Below expectations. 1H18 CNP of RM16.5m is below both our/consensus estimates making up 20%/34% of full-year estimates respectively. The weak performance stemmed from: (i) lower-than- expected revenue and margins from the construction segment partially due to festive seasons coupled with some of its on-projects at only preliminary stages, and (ii) weaker contribution from South Africa as all vacant stands and completed houses were fully sold in 2017. We derive our CNP after stripping out; (i) additional compensation gains worth RM10.3m from forced land acquisition at Pengerang, and (ii) disposal gains of 35%-owned associate of RM0.75m. No dividends declared, as expected.
Results highlight. 1H18 CNP was down 65% YoY dragged by lower revenue (-21%) and decline in operating margins to 7.1% (-2.2ppt) due to lower billings from both its construction and property development division. 2Q18 CNP of RM3.0m was down 90% QoQ due to a sharp decline in revenue (-29%) and drastically lower EBIT margins in both construction and South Africa segments.
Lower FY18-19E replenishment targets. YTD, MITRA has secured RM100m worth of jobs making up only 12.5% of our FY18 targeted replenishment of RM800m. In light of this, we reduce our FY18-19E replenishment target to RM400 and RM600m respectively. Its current outstanding order-book stands at RM1.30b providing 2-year visibility. For its property division, unbilled sales stood at RM165.1m from existing on-going projects, namely 'Wangsa 9 Residency' and 'Affordable Home - Seri Akasia.
Cut FY18/19E earnings. Post results, we slash our FY18-19E earnings by 38-23% after; (i) reducing average construction EBIT margins from 6% to 4% and, (ii) lowering FY18-19E replenishment targets to RM400- 600m, respectively (from RM800m).

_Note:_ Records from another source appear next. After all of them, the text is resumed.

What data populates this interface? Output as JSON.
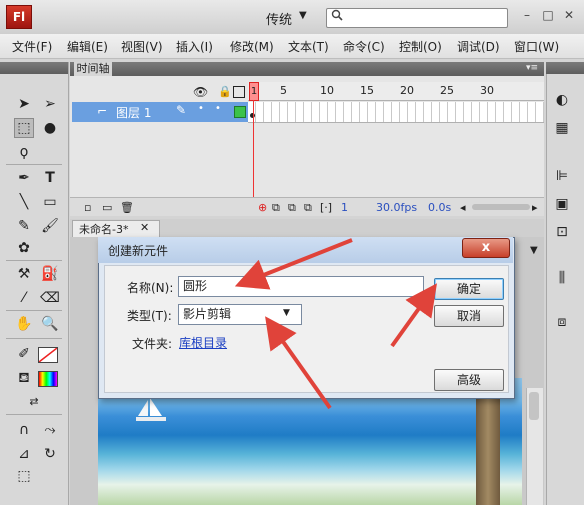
{
  "app": {
    "logo_text": "Fl",
    "workspace_label": "传统",
    "search_placeholder": ""
  },
  "menubar": [
    "文件(F)",
    "编辑(E)",
    "视图(V)",
    "插入(I)",
    "修改(M)",
    "文本(T)",
    "命令(C)",
    "控制(O)",
    "调试(D)",
    "窗口(W)"
  ],
  "timeline": {
    "panel_title": "时间轴",
    "frame_ticks": [
      "1",
      "5",
      "10",
      "15",
      "20",
      "25",
      "30"
    ],
    "layer_name": "图层 1",
    "current_frame": "1",
    "fps": "30.0fps",
    "time": "0.0s"
  },
  "document": {
    "tab_label": "未命名-3*"
  },
  "dialog": {
    "title": "创建新元件",
    "name_label": "名称(N):",
    "name_value": "圆形",
    "type_label": "类型(T):",
    "type_value": "影片剪辑",
    "folder_label": "文件夹:",
    "folder_value": "库根目录",
    "ok_label": "确定",
    "cancel_label": "取消",
    "advanced_label": "高级",
    "close_symbol": "x"
  },
  "colors": {
    "accent_arrow": "#e0433a",
    "layer_highlight": "#6a9fe0"
  }
}
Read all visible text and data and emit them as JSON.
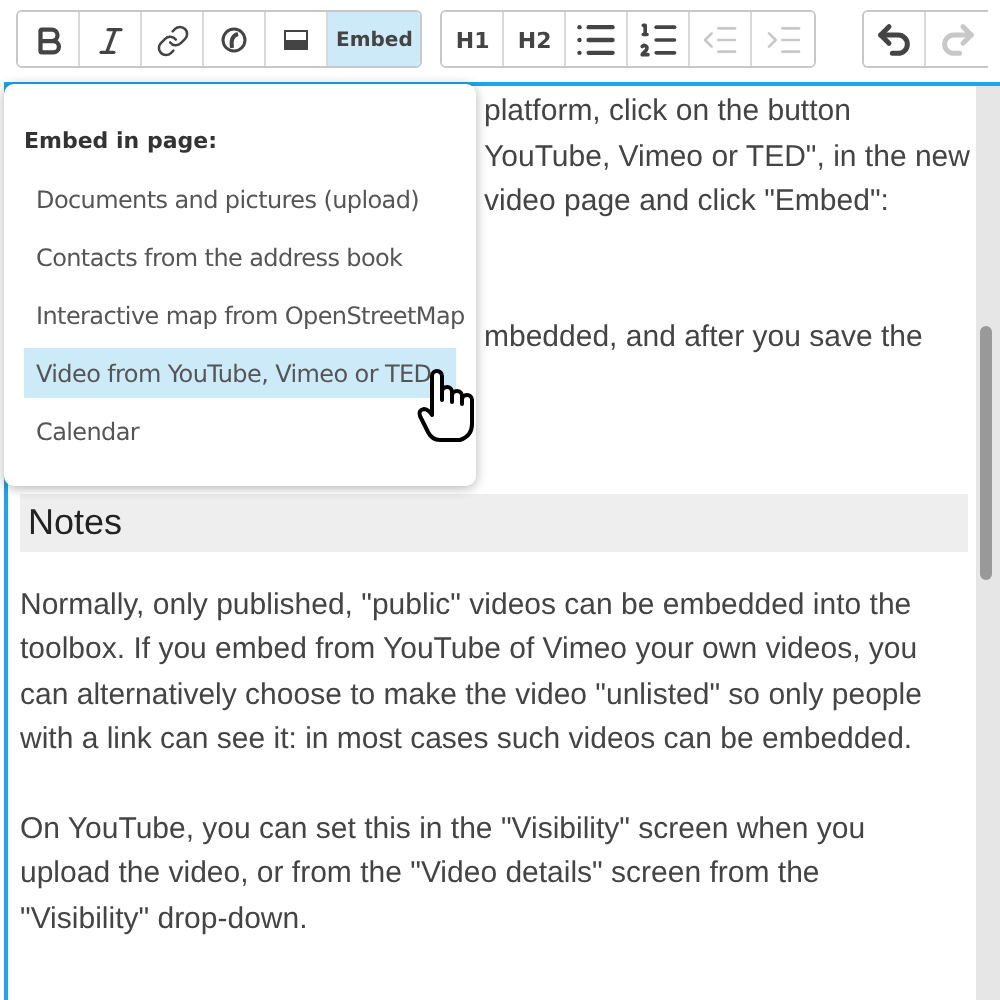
{
  "toolbar": {
    "groups": [
      {
        "buttons": [
          {
            "kind": "bold",
            "selected": false,
            "disabled": false
          },
          {
            "kind": "italic",
            "selected": false,
            "disabled": false
          },
          {
            "kind": "link",
            "selected": false,
            "disabled": false
          },
          {
            "kind": "circle-c",
            "selected": false,
            "disabled": false
          },
          {
            "kind": "image",
            "selected": false,
            "disabled": false
          },
          {
            "kind": "text",
            "label": "Embed",
            "selected": true,
            "disabled": false
          }
        ]
      },
      {
        "buttons": [
          {
            "kind": "text",
            "label": "H1",
            "selected": false,
            "disabled": false
          },
          {
            "kind": "text",
            "label": "H2",
            "selected": false,
            "disabled": false
          },
          {
            "kind": "bullets",
            "selected": false,
            "disabled": false
          },
          {
            "kind": "numbered",
            "selected": false,
            "disabled": false
          },
          {
            "kind": "outdent",
            "selected": false,
            "disabled": true
          },
          {
            "kind": "indent",
            "selected": false,
            "disabled": true
          }
        ]
      },
      {
        "buttons": [
          {
            "kind": "undo",
            "selected": false,
            "disabled": false
          },
          {
            "kind": "redo",
            "selected": false,
            "disabled": true
          }
        ]
      }
    ]
  },
  "embed_menu": {
    "heading": "Embed in page:",
    "items": [
      {
        "label": "Documents and pictures (upload)",
        "selected": false
      },
      {
        "label": "Contacts from the address book",
        "selected": false
      },
      {
        "label": "Interactive map from OpenStreetMap",
        "selected": false
      },
      {
        "label": "Video from YouTube, Vimeo or TED",
        "selected": true
      },
      {
        "label": "Calendar",
        "selected": false
      }
    ]
  },
  "editor": {
    "hidden_lines": [
      {
        "text": "platform, click on the button"
      },
      {
        "text": "YouTube, Vimeo or TED\", in the new"
      },
      {
        "text": "video page and click \"Embed\":"
      },
      {
        "text": "mbedded, and after you save the"
      }
    ],
    "heading": "Notes",
    "paragraphs": [
      "Normally, only published, \"public\" videos can be embedded into the toolbox. If you embed from YouTube of Vimeo your own videos, you can alternatively choose to make the video \"unlisted\" so only people with a link can see it: in most cases such videos can be embedded.",
      "On YouTube, you can set this in the \"Visibility\" screen when you upload the video, or from the \"Video details\" screen from the \"Visibility\" drop-down."
    ]
  }
}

Downgrade to UNDERPERFORM (from MP) with a lowered SoP- derived TP of RM0.395. Post earnings adjustment, we lower our SoP- derived TP of RM0.475 to RM0.395 based on FY19E FD PER of 7.0x on its construction division, in line with small-mid cap contractors valuation range of with 7.0-12.0x PER. We believe our downgrade in rating is justifiable given MITRA’s miss in earnings and absence of near-term re-rating catalyst due to the uncertainties clouding the construction sector.
Upside risks for our call are: (i) higher-than-expected margins, and (ii) better-than-expected billings from construction works and property segment.